Mayor cuts Bob Wade's pay package Retired city employee offered new position, still to draw pension

'Looks like double-dipping'

Schmoke says plan was not told to him in discussion of job

August 13, 1996|By Marilyn McCraven | Marilyn McCraven,SUN STAFF

Objecting to the appearance of "double-dipping" by former Dunbar High and University of Maryland coach Bob Wade, Mayor Kurt L. Schmoke has sharply cut Wade's proposed new pay and benefits package.

Schmoke said yesterday he has told city schools Superintendent Walter G. Amprey to offer Wade a contractual position paying $47,000 a year without benefits -- not the $65,000 to $68,000 salary and benefits that Amprey had proposed.

Schmoke said Amprey, Wade and Marlyn Perritt, director of Recreation and Parks, had discussed with him Amprey's decision to offer Wade a job with the school system.

But the mayor said no one told him that Wade would retire as superintendent of recreation and begin collecting a pension while taking the new position.

"Nobody told me -- and they should have told me -- that [Wade] would retire and then take another city job," Schmoke said. "It looks like double-dipping.

"I thought they were talking about him moving laterally. It didn't sound like a big deal to me."

But after reading about Wade's plans in an article Saturday in The Sun, Schmoke said he called Amprey and told him to alter his offer to Wade.

Schmoke said yesterday he was waiting for Amprey to confirm the new arrangement with Wade. Neither Amprey nor Wade could be reached for comment.

Last week, Wade, 51, said he retired July 30 from his $68,400-a-year job as superintendent of recreation.

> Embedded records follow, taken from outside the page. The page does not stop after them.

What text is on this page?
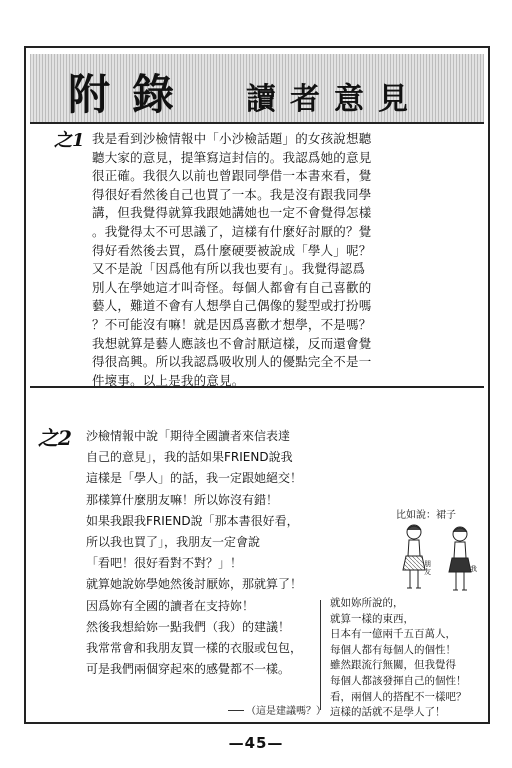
附錄 讀者意見
之1 我是看到沙檢情報中「小沙檢話題」的女孩說想聽
聽大家的意見，提筆寫這封信的。我認爲她的意見
很正確。我很久以前也曾跟同學借一本書來看，覺
得很好看然後自己也買了一本。我是沒有跟我同學
講，但我覺得就算我跟她講她也一定不會覺得怎樣
。我覺得太不可思議了，這樣有什麼好討厭的？覺
得好看然後去買，爲什麼硬要被說成「學人」呢？
又不是說「因爲他有所以我也要有」。我覺得認爲
別人在學她這才叫奇怪。每個人都會有自己喜歡的
藝人，難道不會有人想學自己偶像的髮型或打扮嗎
？不可能沒有嘛！就是因爲喜歡才想學，不是嗎？
我想就算是藝人應該也不會討厭這樣，反而還會覺
得很高興。所以我認爲吸收別人的優點完全不是一
件壞事。以上是我的意見。
之2 沙檢情報中說「期待全國讀者來信表達
自己的意見」，我的話如果FRIEND說我
這樣是「學人」的話，我一定跟她絕交！
那樣算什麼朋友嘛！所以妳沒有錯！
如果我跟我FRIEND說「那本書很好看，
所以我也買了」，我朋友一定會說
「看吧！很好看對不對？」！
就算她說妳學她然後討厭妳，那就算了！
因爲妳有全國的讀者在支持妳！
然後我想給妳一點我們（我）的建議！
我常常會和我朋友買一樣的衣服或包包，
可是我們兩個穿起來的感覺都不一樣。
比如說：裙子
朋友	我
就如妳所說的，
就算一樣的東西，
日本有一億兩千五百萬人，
每個人都有每個人的個性！
雖然跟流行無關，但我覺得
每個人都該發揮自己的個性！
看，兩個人的搭配不一樣吧？
這樣的話就不是學人了！
（這是建議嗎？）
—45—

Amprey said then that subject to approval by the school board, Wade would become interim director of interscholastic sports for Baltimore City schools, making $65,000 to $68,000 annually. And, eventually, Wade would be able to apply for the permanent position.

Amprey had told the mayor he needed to create a new position to handle interscholastic sports because "the job wasn't getting done," and other school systems had one person entirely devoted to that job, Schmoke said.

That job now is handled by Don Williams, the school system's director of physical education and interscholastic sports.

Amprey said interscholastic sports, which involves scheduling games, working with coaches, outfitting teams and other matters, had become a full-time job.

Amprey said last week he expected the school board would informally approve Wade for the interim position before school begins Sept. 4. And at its Sept. 6 meeting, the board would take a formal vote, Amprey said.

As a contractual employee, Wade's appointment also would have to be approved by the Board of Estimates, Schmoke said.

Wade was among the 900 Baltimore employees who left as part of an early retirement incentive program designed to cut the city's 25,000-person work force without major layoffs.

Those who left by July 31, the first and most lucrative phase of the program, were credited with additional service, including a 5 percent payment bonus.

Abe Schwartz, general counsel for the city's retirement system, would not reveal Wade's pension, saying details are confidential under the law.

Wade spent 11 years at Dunbar High School, then succeeded Lefty Driesell as University of Maryland College Park basketball coach in 1986.

He resigned in 1989 during an investigation by the National Collegiate Athletic Association of disclosures that members of his staff violated rules while he was coach.

He joined the recreation and parks department in 1990 as special assistant to the director and became superintendent of recreation, overseeing the city's recreation centers, and sports, athletic and aquatic programs.